How to explore schemas of BigQuery tables with Looker Studio
Today, I propose you to build a tool for BigQuery.
Google Cloud BigQuery is the best friend of Looker Studio. We will not state today all the benefits to consider BigQuery, at least, as the preparation layer of Looker Studio reports.
The more you use BigQuery for your data warehouse or just for your visualisation layer, the more you multiply/optimize/factorize your tables for transformation and visualisation purposes.
And often, facing a collection of tables, you need to know quickly (without a complicated graph with tangled relation links) where is a specific data, is it already available and computed as expected, do I need to compute&store it in a lower business layer before taking care of a new table for my visualisation need, etc.

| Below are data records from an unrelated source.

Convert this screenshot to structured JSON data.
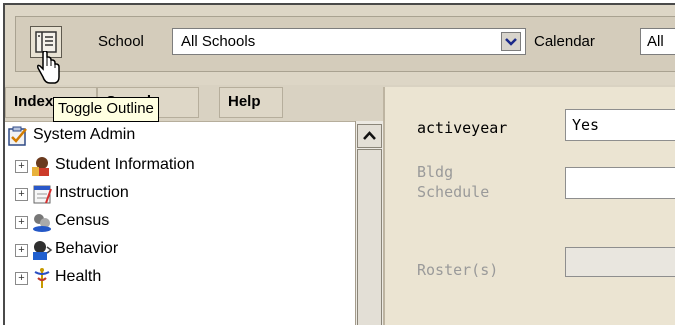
{
  "toolbar": {
    "school_label": "School",
    "school_value": "All Schools",
    "calendar_label": "Calendar",
    "calendar_value": "All",
    "outline_icon": "outline-icon"
  },
  "tooltip": {
    "text": "Toggle Outline"
  },
  "tabs": [
    {
      "label": "Index"
    },
    {
      "label": "Search"
    },
    {
      "label": "Help"
    }
  ],
  "tree": {
    "root": {
      "label": "System Admin",
      "icon": "clipboard-check-icon"
    },
    "items": [
      {
        "label": "Student Information",
        "icon": "student-icon"
      },
      {
        "label": "Instruction",
        "icon": "instruction-icon"
      },
      {
        "label": "Census",
        "icon": "census-icon"
      },
      {
        "label": "Behavior",
        "icon": "behavior-icon"
      },
      {
        "label": "Health",
        "icon": "health-icon"
      }
    ]
  },
  "form": {
    "activeyear_label": "activeyear",
    "activeyear_value": "Yes",
    "bldg_label_line1": "Bldg",
    "bldg_label_line2": "Schedule",
    "roster_label": "Roster(s)"
  },
  "colors": {
    "frame_bg": "#d9d2c2",
    "form_bg": "#ebe4d2",
    "tooltip_bg": "#ffffe1"
  }
}
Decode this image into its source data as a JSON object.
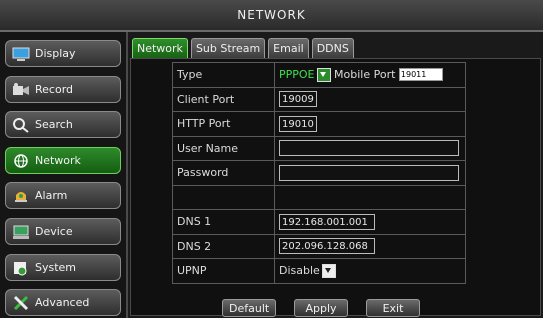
{
  "window": {
    "title": "NETWORK"
  },
  "sidebar": {
    "items": [
      {
        "label": "Display",
        "icon": "monitor-icon"
      },
      {
        "label": "Record",
        "icon": "record-icon"
      },
      {
        "label": "Search",
        "icon": "search-icon"
      },
      {
        "label": "Network",
        "icon": "network-icon",
        "active": true
      },
      {
        "label": "Alarm",
        "icon": "alarm-icon"
      },
      {
        "label": "Device",
        "icon": "device-icon"
      },
      {
        "label": "System",
        "icon": "system-icon"
      },
      {
        "label": "Advanced",
        "icon": "tools-icon"
      }
    ]
  },
  "tabs": [
    {
      "label": "Network",
      "active": true
    },
    {
      "label": "Sub Stream"
    },
    {
      "label": "Email"
    },
    {
      "label": "DDNS"
    }
  ],
  "form": {
    "type_label": "Type",
    "type_value": "PPPOE",
    "mobile_port_label": "Mobile Port",
    "mobile_port_value": "19011",
    "client_port_label": "Client Port",
    "client_port_value": "19009",
    "http_port_label": "HTTP Port",
    "http_port_value": "19010",
    "user_name_label": "User Name",
    "user_name_value": "",
    "password_label": "Password",
    "password_value": "",
    "dns1_label": "DNS 1",
    "dns1_value": "192.168.001.001",
    "dns2_label": "DNS 2",
    "dns2_value": "202.096.128.068",
    "upnp_label": "UPNP",
    "upnp_value": "Disable"
  },
  "buttons": {
    "default": "Default",
    "apply": "Apply",
    "exit": "Exit"
  },
  "colors": {
    "accent_green": "#2f8f2b",
    "text_green": "#3fe04f"
  }
}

In this kind of situation, the tool described in this article could help. I built it also because I think it is a nice communication support between data engineers, as something you use during a meeting or you change, capture and send in a mail as an element of briefing (“here are the data we need to clean and merge”).
This tool offers to display efficiently BigQuery meta data information of your tables using a specific view of INFORMATION_SCHEMA.
This time, Looker Studio will help BigQuery management, providing clear & simple visualisations of your datasets states.
Example of use case: The result
For this tutorial, I selected a BigQuery public dataset exported from Google Trends. Obviously, it is not the most relevant example because there are only 4 tables. The more you have generated tables, the more you would need this kind of tool. Transformation, reconciliation, and tables for visualisation. Modern digital analytics or BI devices are nice playgrounds.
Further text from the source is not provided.